Основываясь на оттенках ее слов и некоторых своих наблюдениях, Ксавье заявил:

— Но ты увидела его снова.

— Да. Только одну ночь, много месяцев назад. Зимой. — Тон, которым она говорила эти слова, был одновременно печальным и напряженным. Это была такая странная ночь, она опустошила ее эмоционально и все же в конце оказалась такой сладкой.

Ксавье знал ее очень хорошо. Он не хотел спрашивать, ему на самом деле просто не нужно было спрашивать, и тем не менее вопрос сорвался с его губ:

— И… ты спала с ним?

— Ну, что-то вроде этого.

— Что-то вроде этого? — Он резко вскочил и сел. — Бренвен, ты чертовски хорошо понимаешь, что я имею в виду. Ты не можешь иметь с человеком что-то вроде полового акта. Он либо есть, либо его нет!

Бренвен заартачилась:

— Я могла бы сказать тебе, что это не твое дело.

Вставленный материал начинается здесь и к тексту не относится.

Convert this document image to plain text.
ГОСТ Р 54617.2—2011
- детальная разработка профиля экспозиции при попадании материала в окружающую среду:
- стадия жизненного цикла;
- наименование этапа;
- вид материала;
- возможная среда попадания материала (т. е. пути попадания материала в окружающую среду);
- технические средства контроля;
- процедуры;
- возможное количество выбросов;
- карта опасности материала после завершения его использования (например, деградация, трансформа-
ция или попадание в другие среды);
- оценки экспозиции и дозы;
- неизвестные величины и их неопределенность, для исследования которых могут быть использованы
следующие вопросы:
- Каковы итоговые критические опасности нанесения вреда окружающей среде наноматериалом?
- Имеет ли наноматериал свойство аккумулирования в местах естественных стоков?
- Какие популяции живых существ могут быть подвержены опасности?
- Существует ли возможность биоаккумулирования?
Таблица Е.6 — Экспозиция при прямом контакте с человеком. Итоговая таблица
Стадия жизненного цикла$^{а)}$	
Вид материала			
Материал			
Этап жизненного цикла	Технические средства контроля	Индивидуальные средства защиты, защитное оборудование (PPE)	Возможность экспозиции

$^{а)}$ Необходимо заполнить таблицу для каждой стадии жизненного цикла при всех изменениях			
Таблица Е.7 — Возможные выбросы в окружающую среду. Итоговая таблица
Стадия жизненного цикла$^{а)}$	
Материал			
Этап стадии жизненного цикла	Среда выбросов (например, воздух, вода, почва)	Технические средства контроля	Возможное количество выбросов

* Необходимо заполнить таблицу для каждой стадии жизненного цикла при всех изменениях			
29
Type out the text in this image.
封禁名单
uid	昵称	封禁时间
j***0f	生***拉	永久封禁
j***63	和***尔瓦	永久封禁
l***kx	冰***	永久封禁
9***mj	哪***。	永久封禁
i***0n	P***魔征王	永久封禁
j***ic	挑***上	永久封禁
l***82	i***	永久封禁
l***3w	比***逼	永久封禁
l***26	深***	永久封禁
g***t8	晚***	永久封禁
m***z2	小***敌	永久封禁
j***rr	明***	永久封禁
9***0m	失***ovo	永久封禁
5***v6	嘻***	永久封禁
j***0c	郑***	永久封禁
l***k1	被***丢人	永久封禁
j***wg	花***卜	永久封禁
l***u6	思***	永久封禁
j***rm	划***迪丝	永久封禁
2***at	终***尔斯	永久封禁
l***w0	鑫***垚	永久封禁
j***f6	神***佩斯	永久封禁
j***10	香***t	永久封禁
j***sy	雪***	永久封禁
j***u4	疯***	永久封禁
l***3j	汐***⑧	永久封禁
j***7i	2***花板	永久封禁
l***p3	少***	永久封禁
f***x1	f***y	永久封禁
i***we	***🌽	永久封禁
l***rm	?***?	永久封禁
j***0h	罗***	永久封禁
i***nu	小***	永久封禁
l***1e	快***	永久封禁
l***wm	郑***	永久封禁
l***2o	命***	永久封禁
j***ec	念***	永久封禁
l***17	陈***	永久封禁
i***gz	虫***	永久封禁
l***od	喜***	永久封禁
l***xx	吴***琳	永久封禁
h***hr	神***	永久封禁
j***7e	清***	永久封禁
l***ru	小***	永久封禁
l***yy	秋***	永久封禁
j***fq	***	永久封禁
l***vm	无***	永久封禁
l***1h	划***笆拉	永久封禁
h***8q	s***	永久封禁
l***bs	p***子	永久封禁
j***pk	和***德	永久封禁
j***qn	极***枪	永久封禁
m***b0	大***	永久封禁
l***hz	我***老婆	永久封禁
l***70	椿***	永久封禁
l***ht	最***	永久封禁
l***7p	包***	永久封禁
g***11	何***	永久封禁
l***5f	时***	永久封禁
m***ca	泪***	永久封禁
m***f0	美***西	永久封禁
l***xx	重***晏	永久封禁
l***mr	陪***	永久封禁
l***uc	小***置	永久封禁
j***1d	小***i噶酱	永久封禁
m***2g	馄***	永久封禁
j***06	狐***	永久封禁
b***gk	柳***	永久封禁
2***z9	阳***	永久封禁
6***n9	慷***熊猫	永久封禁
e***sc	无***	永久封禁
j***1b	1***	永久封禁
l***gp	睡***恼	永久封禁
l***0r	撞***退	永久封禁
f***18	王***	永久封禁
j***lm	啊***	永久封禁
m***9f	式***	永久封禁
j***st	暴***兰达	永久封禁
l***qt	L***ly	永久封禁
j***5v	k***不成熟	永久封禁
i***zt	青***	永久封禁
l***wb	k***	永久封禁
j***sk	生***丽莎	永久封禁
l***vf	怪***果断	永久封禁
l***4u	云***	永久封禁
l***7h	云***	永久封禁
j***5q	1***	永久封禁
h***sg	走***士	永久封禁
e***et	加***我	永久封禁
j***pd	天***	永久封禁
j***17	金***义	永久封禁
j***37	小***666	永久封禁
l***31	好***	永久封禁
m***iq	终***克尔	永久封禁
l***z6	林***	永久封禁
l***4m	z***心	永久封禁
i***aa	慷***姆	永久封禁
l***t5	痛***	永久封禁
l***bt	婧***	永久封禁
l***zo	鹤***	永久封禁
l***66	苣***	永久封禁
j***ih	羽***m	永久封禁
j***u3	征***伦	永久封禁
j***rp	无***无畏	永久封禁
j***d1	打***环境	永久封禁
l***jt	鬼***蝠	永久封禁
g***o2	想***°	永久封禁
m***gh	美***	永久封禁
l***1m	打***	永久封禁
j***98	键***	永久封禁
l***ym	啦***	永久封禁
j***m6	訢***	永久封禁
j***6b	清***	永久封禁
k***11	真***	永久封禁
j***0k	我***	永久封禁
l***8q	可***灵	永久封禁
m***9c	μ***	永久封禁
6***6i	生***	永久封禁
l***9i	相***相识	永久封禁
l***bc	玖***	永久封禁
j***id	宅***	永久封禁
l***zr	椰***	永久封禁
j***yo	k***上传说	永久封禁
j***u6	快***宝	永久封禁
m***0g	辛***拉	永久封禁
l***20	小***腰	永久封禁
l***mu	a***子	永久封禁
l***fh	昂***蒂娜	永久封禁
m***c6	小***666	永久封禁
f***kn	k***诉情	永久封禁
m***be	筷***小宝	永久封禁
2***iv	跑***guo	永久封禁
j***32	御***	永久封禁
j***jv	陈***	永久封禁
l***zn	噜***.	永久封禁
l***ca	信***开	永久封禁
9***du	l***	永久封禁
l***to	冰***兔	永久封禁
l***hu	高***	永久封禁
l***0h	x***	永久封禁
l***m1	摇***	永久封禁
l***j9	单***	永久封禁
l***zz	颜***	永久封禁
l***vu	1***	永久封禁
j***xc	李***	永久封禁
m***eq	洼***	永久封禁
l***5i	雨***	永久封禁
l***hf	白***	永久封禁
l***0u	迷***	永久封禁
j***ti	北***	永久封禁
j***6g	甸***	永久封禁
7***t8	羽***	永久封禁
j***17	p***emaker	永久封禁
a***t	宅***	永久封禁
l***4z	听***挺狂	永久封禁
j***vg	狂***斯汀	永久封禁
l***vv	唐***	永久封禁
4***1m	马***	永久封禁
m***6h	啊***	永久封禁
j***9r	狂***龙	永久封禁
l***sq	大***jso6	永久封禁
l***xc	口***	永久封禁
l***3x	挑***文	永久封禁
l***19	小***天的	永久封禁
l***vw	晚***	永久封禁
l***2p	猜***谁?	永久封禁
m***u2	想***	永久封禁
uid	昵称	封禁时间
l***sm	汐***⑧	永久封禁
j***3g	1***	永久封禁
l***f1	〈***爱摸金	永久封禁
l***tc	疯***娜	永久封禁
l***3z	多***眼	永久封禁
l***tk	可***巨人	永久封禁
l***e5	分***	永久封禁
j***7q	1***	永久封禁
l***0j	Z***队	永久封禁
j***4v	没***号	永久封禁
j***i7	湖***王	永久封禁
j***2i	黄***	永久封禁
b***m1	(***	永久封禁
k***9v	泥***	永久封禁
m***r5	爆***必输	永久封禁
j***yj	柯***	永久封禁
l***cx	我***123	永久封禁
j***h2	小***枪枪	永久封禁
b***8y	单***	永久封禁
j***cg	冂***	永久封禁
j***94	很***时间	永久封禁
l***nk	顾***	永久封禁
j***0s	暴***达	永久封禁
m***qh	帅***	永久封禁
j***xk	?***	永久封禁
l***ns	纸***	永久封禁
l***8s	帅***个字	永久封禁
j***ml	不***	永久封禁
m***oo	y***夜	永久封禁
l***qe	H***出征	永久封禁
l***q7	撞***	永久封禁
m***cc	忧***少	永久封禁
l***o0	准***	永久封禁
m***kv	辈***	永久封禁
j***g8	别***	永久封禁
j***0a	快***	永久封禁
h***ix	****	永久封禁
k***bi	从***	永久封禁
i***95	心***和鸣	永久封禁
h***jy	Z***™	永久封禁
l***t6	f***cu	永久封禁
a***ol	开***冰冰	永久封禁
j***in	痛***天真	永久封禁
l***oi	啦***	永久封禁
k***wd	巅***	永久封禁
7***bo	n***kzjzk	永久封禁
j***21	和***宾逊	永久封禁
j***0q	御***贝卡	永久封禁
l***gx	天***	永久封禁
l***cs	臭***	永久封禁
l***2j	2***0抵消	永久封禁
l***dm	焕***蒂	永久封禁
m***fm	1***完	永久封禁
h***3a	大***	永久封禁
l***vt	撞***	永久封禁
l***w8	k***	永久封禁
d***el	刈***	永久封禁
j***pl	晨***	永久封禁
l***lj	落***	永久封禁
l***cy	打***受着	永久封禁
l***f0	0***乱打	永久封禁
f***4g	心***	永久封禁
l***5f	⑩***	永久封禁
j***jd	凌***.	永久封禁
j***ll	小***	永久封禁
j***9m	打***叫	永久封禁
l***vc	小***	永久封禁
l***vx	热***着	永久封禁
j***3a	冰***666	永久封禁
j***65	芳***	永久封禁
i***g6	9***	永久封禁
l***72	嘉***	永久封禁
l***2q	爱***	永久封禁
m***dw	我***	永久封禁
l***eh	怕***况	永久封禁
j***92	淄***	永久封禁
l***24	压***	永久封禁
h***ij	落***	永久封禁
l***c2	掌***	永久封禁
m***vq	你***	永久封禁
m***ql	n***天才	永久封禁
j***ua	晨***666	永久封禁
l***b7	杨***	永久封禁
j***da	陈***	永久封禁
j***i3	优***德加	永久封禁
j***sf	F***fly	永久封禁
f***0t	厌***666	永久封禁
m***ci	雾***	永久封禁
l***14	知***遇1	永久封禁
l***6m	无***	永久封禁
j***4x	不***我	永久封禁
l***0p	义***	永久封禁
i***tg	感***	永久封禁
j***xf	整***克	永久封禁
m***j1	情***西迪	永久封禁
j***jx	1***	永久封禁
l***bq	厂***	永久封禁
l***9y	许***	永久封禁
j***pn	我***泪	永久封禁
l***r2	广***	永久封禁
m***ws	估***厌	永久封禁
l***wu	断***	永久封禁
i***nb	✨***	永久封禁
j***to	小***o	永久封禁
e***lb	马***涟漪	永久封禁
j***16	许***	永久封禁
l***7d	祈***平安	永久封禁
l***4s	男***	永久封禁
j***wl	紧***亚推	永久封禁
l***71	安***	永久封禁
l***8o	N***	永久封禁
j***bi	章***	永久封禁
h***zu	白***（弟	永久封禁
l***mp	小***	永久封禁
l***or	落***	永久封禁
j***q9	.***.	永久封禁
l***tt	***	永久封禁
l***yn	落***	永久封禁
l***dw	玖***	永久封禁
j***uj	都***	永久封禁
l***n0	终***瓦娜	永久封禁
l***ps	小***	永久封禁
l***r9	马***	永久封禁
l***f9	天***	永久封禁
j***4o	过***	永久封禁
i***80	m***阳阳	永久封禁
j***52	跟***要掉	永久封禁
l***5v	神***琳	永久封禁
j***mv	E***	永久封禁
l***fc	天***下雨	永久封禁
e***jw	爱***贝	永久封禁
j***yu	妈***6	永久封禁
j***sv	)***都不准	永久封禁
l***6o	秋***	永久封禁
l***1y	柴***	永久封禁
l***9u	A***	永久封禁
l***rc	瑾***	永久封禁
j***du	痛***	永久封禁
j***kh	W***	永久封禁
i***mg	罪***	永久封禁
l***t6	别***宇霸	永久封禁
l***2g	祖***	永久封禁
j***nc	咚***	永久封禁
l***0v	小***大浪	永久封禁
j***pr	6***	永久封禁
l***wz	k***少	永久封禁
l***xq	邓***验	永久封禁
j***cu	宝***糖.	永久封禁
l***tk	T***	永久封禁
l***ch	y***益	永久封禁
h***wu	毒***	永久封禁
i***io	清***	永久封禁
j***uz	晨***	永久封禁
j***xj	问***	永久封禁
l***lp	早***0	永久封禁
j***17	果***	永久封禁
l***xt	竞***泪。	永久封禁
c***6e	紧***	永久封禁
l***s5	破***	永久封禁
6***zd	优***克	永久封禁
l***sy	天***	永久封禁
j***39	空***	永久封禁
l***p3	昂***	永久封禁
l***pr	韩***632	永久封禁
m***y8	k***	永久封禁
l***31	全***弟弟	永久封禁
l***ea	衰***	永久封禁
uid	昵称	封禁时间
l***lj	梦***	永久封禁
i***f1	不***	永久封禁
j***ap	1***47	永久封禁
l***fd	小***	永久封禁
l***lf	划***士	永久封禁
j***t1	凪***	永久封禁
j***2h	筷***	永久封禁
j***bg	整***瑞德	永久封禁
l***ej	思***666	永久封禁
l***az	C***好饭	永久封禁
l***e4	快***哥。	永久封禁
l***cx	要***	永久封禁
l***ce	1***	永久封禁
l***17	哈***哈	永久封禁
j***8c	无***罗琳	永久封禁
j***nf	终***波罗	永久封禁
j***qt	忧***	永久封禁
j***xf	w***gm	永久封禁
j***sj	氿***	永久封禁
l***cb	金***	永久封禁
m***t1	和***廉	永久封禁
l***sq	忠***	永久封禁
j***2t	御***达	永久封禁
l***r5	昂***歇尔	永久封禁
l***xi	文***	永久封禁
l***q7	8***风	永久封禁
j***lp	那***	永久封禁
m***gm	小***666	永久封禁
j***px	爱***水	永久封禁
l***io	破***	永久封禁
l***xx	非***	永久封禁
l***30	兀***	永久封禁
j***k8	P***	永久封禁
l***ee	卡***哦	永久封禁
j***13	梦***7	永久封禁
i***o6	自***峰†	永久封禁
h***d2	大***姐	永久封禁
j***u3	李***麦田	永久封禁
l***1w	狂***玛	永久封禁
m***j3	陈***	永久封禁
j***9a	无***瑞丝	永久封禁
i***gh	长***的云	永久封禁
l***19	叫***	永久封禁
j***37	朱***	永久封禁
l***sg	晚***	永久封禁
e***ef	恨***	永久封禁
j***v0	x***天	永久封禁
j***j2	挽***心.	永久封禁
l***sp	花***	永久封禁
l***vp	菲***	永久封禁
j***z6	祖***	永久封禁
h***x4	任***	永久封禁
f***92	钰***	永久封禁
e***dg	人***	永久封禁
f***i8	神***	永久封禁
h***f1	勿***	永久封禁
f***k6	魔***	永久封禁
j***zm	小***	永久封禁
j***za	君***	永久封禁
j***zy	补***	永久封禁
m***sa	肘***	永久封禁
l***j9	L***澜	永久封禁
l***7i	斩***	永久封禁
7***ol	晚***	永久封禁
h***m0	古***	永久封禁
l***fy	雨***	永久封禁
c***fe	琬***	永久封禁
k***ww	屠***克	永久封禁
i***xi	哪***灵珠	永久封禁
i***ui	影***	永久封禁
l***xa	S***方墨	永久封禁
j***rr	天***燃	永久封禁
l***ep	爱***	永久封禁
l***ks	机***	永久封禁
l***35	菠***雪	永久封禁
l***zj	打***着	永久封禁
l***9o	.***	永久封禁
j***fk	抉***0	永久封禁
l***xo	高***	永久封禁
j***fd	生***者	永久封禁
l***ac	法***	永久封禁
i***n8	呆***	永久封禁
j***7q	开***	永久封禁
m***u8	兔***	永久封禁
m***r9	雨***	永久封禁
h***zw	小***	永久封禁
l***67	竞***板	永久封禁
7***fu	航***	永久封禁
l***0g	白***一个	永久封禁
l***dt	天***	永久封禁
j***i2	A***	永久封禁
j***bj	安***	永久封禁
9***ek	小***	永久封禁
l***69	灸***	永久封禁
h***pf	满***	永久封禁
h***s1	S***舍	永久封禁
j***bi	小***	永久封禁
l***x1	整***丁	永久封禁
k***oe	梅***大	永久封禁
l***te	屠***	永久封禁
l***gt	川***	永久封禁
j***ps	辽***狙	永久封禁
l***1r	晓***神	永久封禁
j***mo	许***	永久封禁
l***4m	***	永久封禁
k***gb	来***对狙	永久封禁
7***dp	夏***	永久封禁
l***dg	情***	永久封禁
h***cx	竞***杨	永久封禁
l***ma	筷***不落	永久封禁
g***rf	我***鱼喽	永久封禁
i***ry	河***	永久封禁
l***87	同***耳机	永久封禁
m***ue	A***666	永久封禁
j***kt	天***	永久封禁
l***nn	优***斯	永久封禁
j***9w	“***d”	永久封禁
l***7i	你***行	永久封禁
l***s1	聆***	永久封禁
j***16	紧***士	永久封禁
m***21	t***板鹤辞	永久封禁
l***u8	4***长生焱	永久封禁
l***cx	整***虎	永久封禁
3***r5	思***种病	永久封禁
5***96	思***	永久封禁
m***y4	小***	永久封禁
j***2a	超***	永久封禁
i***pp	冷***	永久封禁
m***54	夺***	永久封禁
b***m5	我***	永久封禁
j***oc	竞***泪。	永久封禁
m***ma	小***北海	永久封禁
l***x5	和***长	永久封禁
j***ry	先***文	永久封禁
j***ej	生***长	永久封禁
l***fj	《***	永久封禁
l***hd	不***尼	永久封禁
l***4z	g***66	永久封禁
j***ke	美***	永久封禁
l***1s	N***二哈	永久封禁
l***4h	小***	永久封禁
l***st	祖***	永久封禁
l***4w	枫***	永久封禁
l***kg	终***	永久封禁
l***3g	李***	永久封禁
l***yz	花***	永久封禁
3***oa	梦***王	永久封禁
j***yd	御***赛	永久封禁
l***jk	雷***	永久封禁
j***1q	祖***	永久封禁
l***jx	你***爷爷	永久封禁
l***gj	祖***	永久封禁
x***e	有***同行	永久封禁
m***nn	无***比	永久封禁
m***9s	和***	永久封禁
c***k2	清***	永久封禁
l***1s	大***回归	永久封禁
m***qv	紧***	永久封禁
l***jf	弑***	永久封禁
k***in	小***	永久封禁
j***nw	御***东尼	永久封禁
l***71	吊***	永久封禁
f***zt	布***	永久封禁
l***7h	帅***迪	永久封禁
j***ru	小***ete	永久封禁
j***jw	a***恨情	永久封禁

— И была бы совершенно права, — проворчал Ксавье. — Просто у меня появились все эти чувства, которых я никогда раньше не испытывал. Ревность — это что-то совершенно новое для меня. Черт, да она просто съедает меня заживо!

Глубокое беспокойство, которое она испытывала за него, заставило ее заговорить, заставило открыться тому воспоминанию, которое она пыталась стереть из памяти.

— В ту ночь, хотя на самом деле это было уже очень раннее утро, мы… нельзя просто сказать, что мы занимались сексом, не совсем. Он приехал только на одну ночь, и ему было больно. Очень больно. И когда он пришел ко мне в постель и мы… мы прикасались друг к другу и целовали друг друга, у меня не было такого ощущения, что я занимаюсь с ним сексом. Я чувствовала, что ему плохо, и я могла дать ему мое тело, прикосновения, поцелуи и все остальное, чтобы исцелить его. Не столько для того, чтобы доставить удовольствие, сколько для того, чтобы облегчить боль.

— О! Ну, это я могу понять. Конечно, я никогда не заходил настолько далеко, но я обнимал женщин и даже целовал их по той же самой причине.